Evolutionary psychology theories are the most commonly cited baseline motivators for human behaviour in my current educational pathway. We’ll be presented with an action or a behavioural theory in one lecture or another and the lecturer will proclaim that “…this makes sense from an evolutionary perspective because [insert some untested theory about things that were important to cave-dwellers]”

But, the important part that seems to be missed is that evolutionary psychology doesn’t explain the specific mechanism that drives behaviour. It attempts to explain why that behavioural mechanism may have developed in the past, but not what that specific mechanism is.

Feeling anxious talking to a stranger might make sense from an evolutionary perspective, but it doesn’t explain the specific cause of that anxiety.

It’s like being asked “How does a car move forward?” and trying to explain it by talking about horses get tired too easily and can’t run fast when dragging heavy loads. It explains why cars were developed, but not specifically how cars work.

Reason 3: It’s functionally useless

The purpose of psychology is to help people, and evolutionary psychology doesn’t do that.

The fact that you can’t validate the ideas and even if you could, those ideas don’t give you any insight into the specific problems that people face means that you can’t use them to help anyone.

You can speculate, you can theorise, you can hold a conference where you pay extensively credentialled academics with walls plastered with degrees to share their latest musing, but at no point can you help someone overcome their psychological issues.

No one’s depression is relieved because of evolutionary psychology. No one’s schizophrenia symptoms are reduced because of evolutionary psychology. No one’s anti-social personality disorder causes less damage to their life because of evolutionary psychology.

You can’t use it to treat anyone. You can’t use it to solve their problems. It doesn’t provide a functional framework to solve any issues in anyone’s life at any point in time. It’s a wild and speculative patchwork of logically flexible guesses that don’t provide a solution and without that solution, what’s the point??

Reason 4: It’s counter-productive

If the only problems with evolutionary psychology were those listed above, then it could be brushed off with a casual shrug. It wouldn’t cause any harm to allow those interested in developing hypothetical connections between modern behaviour and the living conditions of those 30,000 years ago. But it does cause harm.

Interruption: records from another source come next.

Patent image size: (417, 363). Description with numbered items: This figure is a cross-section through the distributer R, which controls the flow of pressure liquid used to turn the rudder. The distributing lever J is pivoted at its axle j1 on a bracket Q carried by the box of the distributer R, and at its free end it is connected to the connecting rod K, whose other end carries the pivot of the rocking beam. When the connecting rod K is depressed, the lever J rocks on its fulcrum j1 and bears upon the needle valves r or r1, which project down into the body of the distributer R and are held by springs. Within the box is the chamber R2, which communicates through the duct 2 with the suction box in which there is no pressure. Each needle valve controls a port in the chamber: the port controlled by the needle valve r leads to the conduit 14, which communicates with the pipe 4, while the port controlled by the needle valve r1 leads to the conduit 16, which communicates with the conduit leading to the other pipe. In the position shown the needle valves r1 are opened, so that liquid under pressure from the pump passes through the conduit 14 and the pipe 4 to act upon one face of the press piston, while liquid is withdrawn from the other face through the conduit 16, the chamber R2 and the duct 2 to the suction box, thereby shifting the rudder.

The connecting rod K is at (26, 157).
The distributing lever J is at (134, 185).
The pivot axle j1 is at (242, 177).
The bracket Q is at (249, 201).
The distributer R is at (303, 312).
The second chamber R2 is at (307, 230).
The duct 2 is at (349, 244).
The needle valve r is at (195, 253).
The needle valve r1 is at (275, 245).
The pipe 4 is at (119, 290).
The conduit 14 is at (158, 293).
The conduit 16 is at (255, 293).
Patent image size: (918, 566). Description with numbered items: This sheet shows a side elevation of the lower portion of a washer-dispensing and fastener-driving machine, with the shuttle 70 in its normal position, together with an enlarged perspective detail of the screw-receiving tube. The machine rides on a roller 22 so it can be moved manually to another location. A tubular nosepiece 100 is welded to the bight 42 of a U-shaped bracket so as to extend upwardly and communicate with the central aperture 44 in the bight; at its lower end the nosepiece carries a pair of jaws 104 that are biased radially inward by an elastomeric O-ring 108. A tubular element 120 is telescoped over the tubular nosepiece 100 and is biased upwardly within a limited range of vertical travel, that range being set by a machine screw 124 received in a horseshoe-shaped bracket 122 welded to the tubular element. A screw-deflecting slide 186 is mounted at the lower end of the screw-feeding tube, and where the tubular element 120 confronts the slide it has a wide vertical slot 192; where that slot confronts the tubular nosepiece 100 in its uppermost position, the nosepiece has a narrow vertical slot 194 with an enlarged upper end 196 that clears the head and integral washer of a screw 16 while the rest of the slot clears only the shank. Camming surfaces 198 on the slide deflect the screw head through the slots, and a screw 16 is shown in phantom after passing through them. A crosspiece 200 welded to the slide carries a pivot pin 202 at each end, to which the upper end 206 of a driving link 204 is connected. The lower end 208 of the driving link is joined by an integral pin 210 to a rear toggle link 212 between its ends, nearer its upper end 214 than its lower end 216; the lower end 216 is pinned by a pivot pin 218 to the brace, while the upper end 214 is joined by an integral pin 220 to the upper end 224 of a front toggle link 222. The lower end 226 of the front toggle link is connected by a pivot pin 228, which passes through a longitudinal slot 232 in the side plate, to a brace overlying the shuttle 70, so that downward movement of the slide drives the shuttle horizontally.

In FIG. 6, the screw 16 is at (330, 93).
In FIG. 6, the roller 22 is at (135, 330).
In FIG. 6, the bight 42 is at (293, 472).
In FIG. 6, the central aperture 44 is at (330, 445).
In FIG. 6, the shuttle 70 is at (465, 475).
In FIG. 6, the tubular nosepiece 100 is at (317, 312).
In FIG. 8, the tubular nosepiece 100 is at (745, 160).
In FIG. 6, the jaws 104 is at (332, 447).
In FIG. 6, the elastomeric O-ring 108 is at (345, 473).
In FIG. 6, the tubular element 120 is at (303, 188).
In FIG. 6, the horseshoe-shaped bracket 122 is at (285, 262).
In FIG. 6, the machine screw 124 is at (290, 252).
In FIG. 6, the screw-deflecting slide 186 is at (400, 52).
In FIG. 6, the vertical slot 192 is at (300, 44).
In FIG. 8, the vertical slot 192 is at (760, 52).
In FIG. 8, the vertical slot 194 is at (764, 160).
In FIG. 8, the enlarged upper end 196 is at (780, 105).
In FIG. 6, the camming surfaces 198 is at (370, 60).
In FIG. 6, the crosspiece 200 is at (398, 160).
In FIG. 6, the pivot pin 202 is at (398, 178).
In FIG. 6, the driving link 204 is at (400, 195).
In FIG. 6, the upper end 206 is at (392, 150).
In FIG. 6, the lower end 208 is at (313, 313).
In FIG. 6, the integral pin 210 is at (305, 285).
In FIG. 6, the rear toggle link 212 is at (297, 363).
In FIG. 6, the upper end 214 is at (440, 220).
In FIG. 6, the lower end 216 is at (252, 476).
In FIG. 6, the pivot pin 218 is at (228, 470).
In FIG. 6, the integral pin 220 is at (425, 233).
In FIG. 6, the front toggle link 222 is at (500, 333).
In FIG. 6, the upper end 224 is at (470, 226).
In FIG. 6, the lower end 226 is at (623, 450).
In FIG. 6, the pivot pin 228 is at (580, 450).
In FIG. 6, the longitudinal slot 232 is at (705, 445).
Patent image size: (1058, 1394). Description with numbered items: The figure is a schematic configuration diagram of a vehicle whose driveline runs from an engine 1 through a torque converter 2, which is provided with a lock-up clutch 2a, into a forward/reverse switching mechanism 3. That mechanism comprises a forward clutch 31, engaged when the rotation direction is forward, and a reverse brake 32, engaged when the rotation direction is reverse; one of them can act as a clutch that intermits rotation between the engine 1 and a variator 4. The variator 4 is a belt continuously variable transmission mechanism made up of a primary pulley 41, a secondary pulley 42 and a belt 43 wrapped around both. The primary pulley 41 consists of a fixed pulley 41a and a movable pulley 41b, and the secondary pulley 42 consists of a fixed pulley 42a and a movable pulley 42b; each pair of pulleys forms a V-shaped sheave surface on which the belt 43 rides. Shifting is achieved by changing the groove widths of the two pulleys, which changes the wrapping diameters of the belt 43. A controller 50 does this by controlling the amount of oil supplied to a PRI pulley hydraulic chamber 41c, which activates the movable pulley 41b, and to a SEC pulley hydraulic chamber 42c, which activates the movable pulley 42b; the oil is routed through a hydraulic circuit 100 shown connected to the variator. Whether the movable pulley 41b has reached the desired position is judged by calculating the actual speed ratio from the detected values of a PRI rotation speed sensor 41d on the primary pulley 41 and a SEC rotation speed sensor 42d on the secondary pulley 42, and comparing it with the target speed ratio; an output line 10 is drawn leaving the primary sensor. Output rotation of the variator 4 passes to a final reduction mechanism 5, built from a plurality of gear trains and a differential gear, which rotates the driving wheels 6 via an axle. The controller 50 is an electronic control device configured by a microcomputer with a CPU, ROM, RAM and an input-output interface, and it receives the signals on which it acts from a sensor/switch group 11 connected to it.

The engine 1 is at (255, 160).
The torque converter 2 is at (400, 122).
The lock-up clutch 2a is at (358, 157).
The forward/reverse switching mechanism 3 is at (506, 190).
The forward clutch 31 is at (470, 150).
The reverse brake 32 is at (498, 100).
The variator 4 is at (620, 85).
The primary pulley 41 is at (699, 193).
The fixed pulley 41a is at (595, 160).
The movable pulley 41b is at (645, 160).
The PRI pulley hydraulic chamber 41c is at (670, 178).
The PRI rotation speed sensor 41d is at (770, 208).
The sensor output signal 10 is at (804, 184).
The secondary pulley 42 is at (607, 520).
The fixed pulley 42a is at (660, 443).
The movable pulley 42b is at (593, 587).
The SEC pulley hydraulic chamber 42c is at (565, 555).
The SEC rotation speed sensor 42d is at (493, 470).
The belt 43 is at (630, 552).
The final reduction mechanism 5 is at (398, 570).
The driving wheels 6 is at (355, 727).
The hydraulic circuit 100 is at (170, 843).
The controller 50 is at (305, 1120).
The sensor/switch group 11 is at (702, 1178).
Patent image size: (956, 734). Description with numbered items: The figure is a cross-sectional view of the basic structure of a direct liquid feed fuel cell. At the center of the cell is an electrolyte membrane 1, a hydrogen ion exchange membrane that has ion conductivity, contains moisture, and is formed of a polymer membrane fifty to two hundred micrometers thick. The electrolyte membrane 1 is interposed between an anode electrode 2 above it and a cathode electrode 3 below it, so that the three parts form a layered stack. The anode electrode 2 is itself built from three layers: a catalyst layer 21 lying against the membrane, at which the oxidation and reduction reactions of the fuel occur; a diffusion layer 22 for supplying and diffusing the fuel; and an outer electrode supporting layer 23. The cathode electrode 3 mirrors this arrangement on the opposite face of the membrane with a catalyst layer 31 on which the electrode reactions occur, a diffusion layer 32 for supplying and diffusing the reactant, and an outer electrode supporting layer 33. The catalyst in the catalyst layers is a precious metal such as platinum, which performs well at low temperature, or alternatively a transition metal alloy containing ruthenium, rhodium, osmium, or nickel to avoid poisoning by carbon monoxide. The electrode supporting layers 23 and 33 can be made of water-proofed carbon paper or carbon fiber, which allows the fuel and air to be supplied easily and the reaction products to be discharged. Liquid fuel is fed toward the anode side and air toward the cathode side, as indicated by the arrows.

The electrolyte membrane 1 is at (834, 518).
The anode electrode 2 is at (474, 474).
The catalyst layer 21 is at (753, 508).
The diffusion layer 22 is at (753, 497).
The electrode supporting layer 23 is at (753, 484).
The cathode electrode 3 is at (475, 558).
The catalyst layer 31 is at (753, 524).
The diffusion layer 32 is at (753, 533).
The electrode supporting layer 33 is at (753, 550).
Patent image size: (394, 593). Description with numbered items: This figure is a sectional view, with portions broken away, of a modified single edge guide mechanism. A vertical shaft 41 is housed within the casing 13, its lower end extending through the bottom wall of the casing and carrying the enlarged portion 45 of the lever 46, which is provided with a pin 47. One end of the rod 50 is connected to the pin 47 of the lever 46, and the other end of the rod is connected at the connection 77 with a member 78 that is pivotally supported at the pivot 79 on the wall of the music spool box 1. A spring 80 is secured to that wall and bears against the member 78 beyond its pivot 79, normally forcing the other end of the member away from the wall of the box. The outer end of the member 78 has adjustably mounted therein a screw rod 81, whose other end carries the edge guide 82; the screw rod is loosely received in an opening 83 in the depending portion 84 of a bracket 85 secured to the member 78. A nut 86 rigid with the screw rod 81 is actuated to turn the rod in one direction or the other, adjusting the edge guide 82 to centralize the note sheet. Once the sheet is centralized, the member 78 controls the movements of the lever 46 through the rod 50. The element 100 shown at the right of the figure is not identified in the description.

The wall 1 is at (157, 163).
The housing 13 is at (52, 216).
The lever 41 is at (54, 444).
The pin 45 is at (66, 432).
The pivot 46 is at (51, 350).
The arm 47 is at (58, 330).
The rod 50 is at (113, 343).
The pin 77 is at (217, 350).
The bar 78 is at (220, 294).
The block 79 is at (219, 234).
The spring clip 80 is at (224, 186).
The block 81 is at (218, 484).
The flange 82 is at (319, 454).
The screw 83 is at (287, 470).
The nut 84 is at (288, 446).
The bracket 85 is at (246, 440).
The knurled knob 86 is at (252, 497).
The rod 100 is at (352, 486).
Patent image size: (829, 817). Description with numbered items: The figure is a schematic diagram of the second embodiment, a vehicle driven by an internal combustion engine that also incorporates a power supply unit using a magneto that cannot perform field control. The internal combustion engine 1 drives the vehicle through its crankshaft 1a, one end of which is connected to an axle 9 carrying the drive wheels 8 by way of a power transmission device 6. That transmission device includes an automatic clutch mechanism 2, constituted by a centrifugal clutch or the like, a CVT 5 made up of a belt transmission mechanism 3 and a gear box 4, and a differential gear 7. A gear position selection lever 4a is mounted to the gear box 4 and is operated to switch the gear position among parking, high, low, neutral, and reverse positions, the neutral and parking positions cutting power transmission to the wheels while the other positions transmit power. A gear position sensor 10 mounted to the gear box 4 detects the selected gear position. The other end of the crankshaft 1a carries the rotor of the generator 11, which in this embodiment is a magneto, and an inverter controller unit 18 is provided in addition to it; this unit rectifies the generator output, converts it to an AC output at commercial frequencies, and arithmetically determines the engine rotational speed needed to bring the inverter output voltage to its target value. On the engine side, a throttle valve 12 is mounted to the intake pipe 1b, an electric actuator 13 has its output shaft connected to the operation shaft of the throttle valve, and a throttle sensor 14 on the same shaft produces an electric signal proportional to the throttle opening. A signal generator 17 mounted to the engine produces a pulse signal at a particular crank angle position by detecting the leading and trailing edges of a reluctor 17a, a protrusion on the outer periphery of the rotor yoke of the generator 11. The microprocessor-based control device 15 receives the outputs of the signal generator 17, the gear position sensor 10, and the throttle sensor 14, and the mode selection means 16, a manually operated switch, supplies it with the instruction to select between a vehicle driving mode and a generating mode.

The idea that behaviour is rooted in genes inherited from some distant ancestor in a loin cloth with an oversized spear arm means that behaviour is set. It’s hard coded into our DNA. We don’t choose how we act. We act in the way we’ve been genetically programmed. We don’t have free will. We are victims of our biology.

If you know anything about psychology, you’ll know just how damaging this mindset is for about 1,000,000 different reasons. You’ll also know that it flies in the face of the commonly held scientific consensus that behaviour is a product of both nature and nuture, but whether it’s right or wrong is not the point here. The point is that this belief is damaging, and it’s the belief that people can take from evolutionary psychology (regardless of whether or not it is intended).

In Summary

Evolutionary psychology is a waste of precious learning space and needs to be either removed from the psychology learning curriculum or at least relegated to some dark corner.

It provides no functional benefit to the budding minds of psychologists and given the fine edge that the mental health of the majority of the world currently sits on, we have far better things to do than to speculate about unproven and potentially damaging theories.